Aaron had this phrase that stuck with me. He wanted the cognitive load to be so tiny that you just use it without even thinking about whether you should.

That was the web back then. It was small and personal and a little weird. People made pages because they had something to say, not because they were building an audience. The tools were simple because the ambitions were simple: put something out there, see what happens.

I was finishing my CS degree at the time and spent every free hour working on Jottit. I wanted to make it perfect. I would write code or improve the design and send it over to Aaron and he'd critique it down to the smallest detail. Eventually we met up in Somerville, MA in September 2007 and spent two weeks getting it ready for launch.

We launched and it clicked. People got it immediately. And then only a few months later my dad got diagnosed with cancer and died just a few weeks after that. I didn't want to work on Jottit again. I didn't want to do any programming again.

Then Aaron died in 2013.

I would think back on Aaron and those six months, creating Jottit together. I remembered the joy and the excitement of that time. But I never went back to it. It felt too heavy. And eventually the original Jottit went offline.
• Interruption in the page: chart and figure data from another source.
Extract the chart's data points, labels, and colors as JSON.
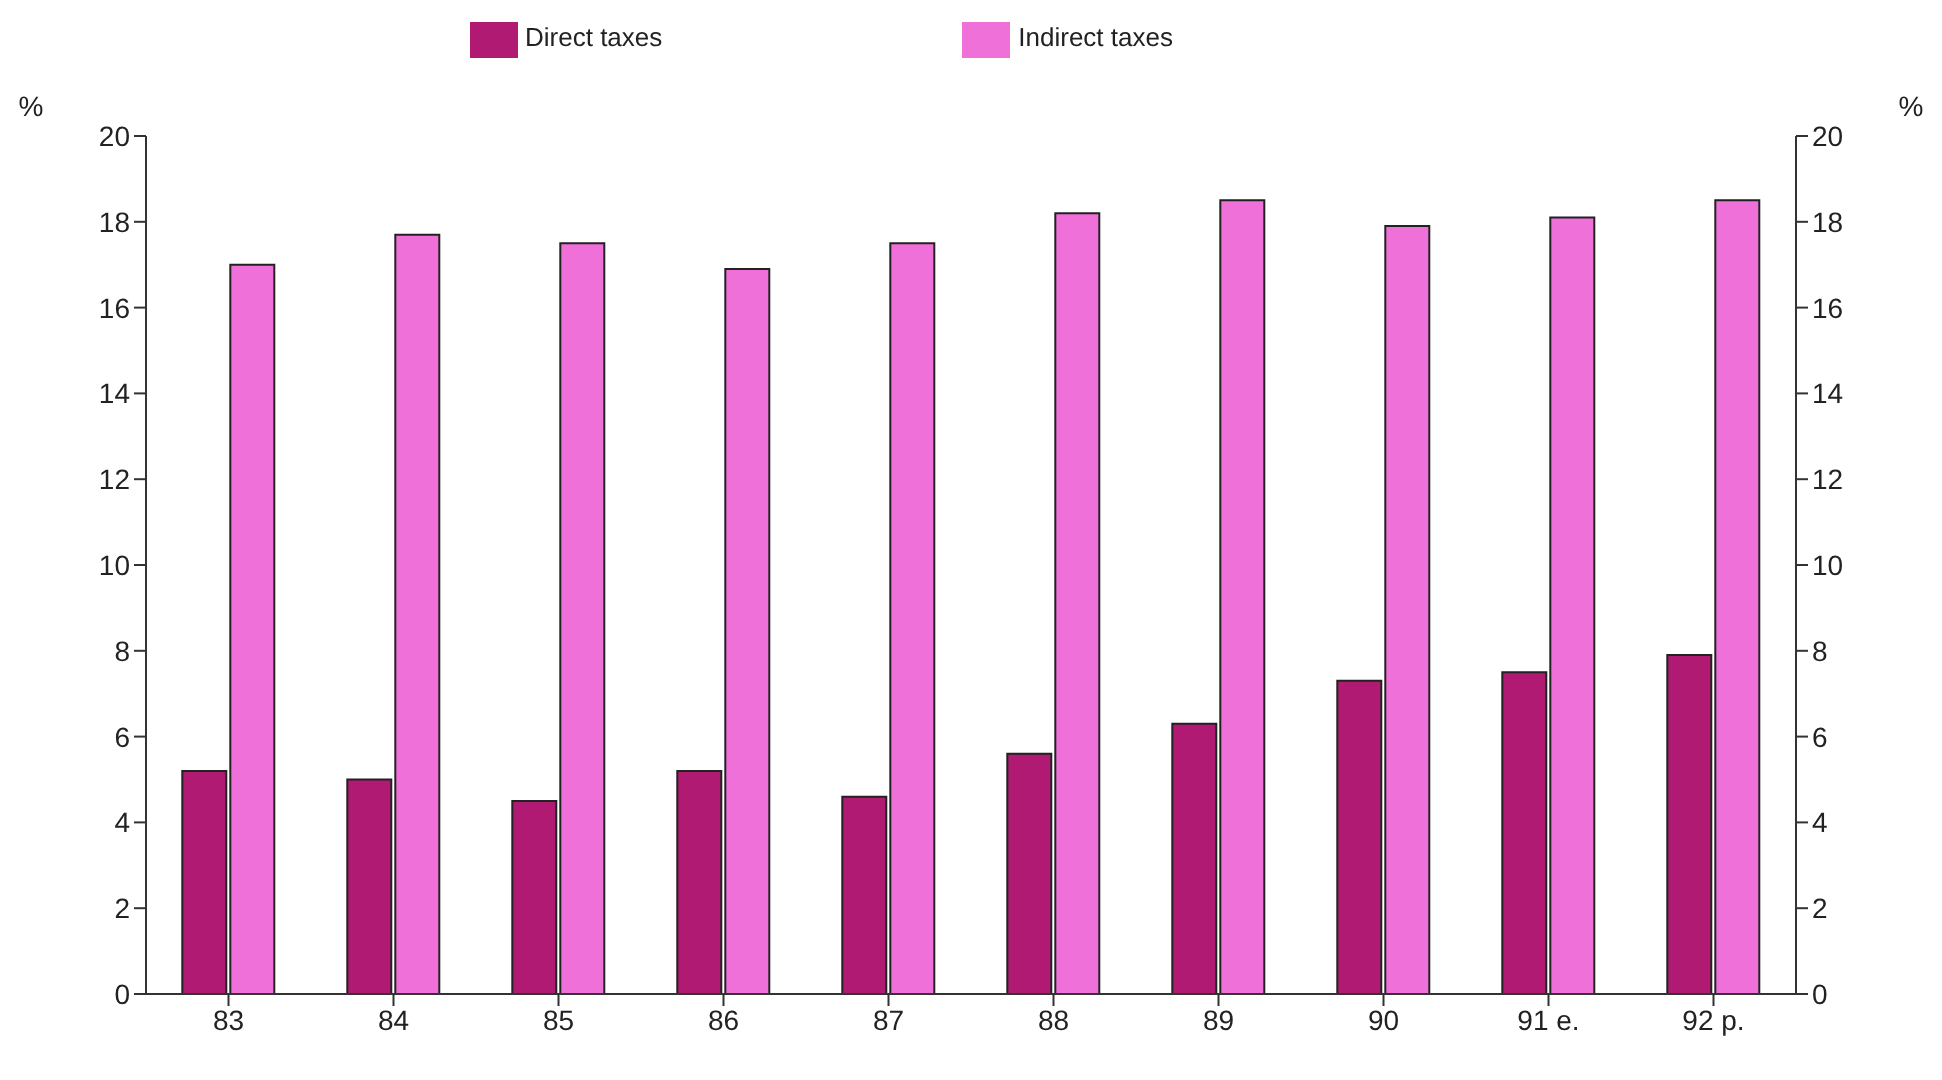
{
  "chart_data": {
    "type": "bar",
    "categories": [
      "83",
      "84",
      "85",
      "86",
      "87",
      "88",
      "89",
      "90",
      "91 e.",
      "92 p."
    ],
    "series": [
      {
        "name": "Direct taxes",
        "color": "#b01a72",
        "values": [
          5.2,
          5.0,
          4.5,
          5.2,
          4.6,
          5.6,
          6.3,
          7.3,
          7.5,
          7.9
        ]
      },
      {
        "name": "Indirect taxes",
        "color": "#ee70d8",
        "values": [
          17.0,
          17.7,
          17.5,
          16.9,
          17.5,
          18.2,
          18.5,
          17.9,
          18.1,
          18.5
        ]
      }
    ],
    "ylabel": "%",
    "y2label": "%",
    "ylim": [
      0,
      20
    ],
    "yticks": [
      0,
      2,
      4,
      6,
      8,
      10,
      12,
      14,
      16,
      18,
      20
    ],
    "y2lim": [
      0,
      20
    ],
    "y2ticks": [
      0,
      2,
      4,
      6,
      8,
      10,
      12,
      14,
      16,
      18,
      20
    ],
    "legend": "top",
    "grid": false
  }
}
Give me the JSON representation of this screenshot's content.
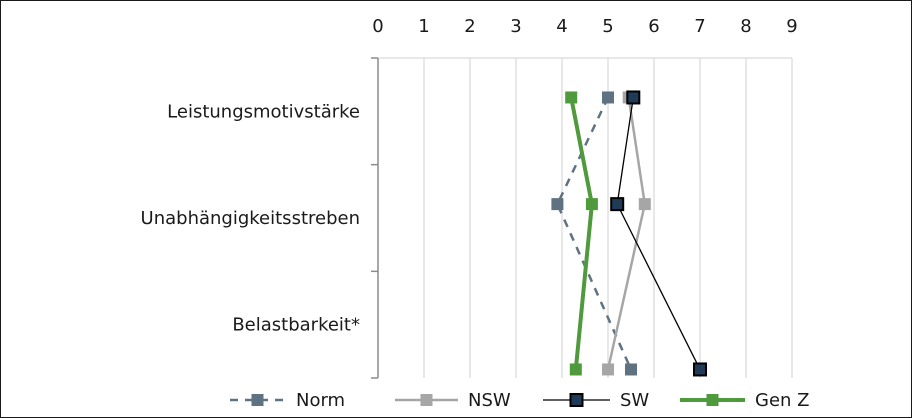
{
  "chart_data": {
    "type": "line",
    "orientation": "horizontal-values",
    "title": "",
    "xlabel": "",
    "ylabel": "",
    "xlim": [
      0,
      9
    ],
    "x_ticks": [
      "0",
      "1",
      "2",
      "3",
      "4",
      "5",
      "6",
      "7",
      "8",
      "9"
    ],
    "categories": [
      "Leistungsmotivstärke",
      "Unabhängigkeitsstreben",
      "Belastbarkeit*"
    ],
    "grid": "vertical",
    "legend": "bottom",
    "series": [
      {
        "name": "Norm",
        "values": [
          5.0,
          3.9,
          5.5
        ],
        "color": "#5f7282",
        "style": "dashed",
        "marker": "square"
      },
      {
        "name": "NSW",
        "values": [
          5.45,
          5.8,
          5.0
        ],
        "color": "#a6a6a6",
        "style": "solid",
        "marker": "square"
      },
      {
        "name": "SW",
        "values": [
          5.55,
          5.2,
          7.0
        ],
        "color": "#000000",
        "style": "solid",
        "marker": "square-navy"
      },
      {
        "name": "Gen Z",
        "values": [
          4.2,
          4.65,
          4.3
        ],
        "color": "#4e9a3c",
        "style": "solid-thick",
        "marker": "square"
      }
    ]
  }
}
I spent the next fifteen years working as a developer, raising four kids with my wife, building other people's products.

Then last year something shifted. I kept seeing people express a longing for the old web. Before social media turned every thought into content and every person into a brand. Before the timeline replaced blogs. I felt it too. I started working on an open-source microblogging tool inspired by Jottit, but at some point I thought: why don't I just build Jottit instead?

I emailed Paul Graham about funding it and to my surprise he said yes. I quit my job.

Aaron believed the web should be easy enough that anyone could participate. Not just people who know how to code or who can afford a platform's cut. That idea hasn't aged. If anything it matters more now, when most people's only option for putting words online is to hand them to a corporation.

Jottit is back at jottit.org. Same idea, same name, rebuilt from scratch. You type, you publish, you have a page. No tracking, no followers, no algorithms.

It's a small project, not a startup. I just wanted it to exist again.